I stopped reading Skeeter Skelton (That’s a porn name, no?) because he’s a bit more recent and I couldn’t stomach his tales of adventurous encounters while serving as a Border Patrol officer.
The best all come from a period: 1880 to 1935 or so. Not just because of politics. This is a great period of discovery and experimentation. Guys like Harry Pope and Harvey Donaldson and Dr. Frankiln Mann were able (for the first time in history) to access precision machinery which allowed them to invent and experiment on their own. This lowering of the capital bar for individual experimenters coincided with the early years of smokeless powder development. There was actually tons of cool stuff to write about!
Now, gun writing is practically limited to thinly veiled press releases for new products and hashed over articles about nothing. My personal favorite is the article that everyone has written on the 30-30 cartridge. Some are making a case for it not being dead (which it isn’t at all), some try to draw interest by claiming that it might be on the edge of extinction (usually only in a headline). According to some, this quintessential American cartridge for deer-sized game will bounce off the noses of bunny rabbits. Others claim to be refuting the assertion that it is a difficult cartridge to reload; an assertion I have never read anywhere by anyone who knew anything about such things. I’ve often daydreamed that if I were ever to make a serious effort to enter the field, I would have to write a 30-30 article as a sample piece with something genuinely novel in it. I haven’t thought of anything that hasn’t been said dozens of times in the 115 years since the cartridge’s introduction, so here I am.

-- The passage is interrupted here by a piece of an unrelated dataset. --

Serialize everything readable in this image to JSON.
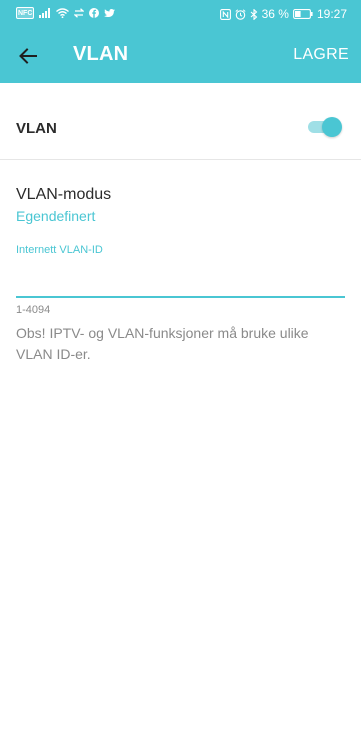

As I slide deeper in to writing about gun things, I expect I’ll be doing some of the things that everyone does. I’m sure I’ll write about some common mundane cartridge that I adore for fairly stupid reasons. I’m even planning the post already. What I will not do is pretend that I’m doing something that hasn’t been done. I think of it a little as an established form that I might enjoy working in, like a haiku.
Those old dead guys invented the form. They invented new subject matter for themselves. They invented the stuff that gun writers are still writing about and the way they are still writing it. I like gun writers better when they’re old and dead.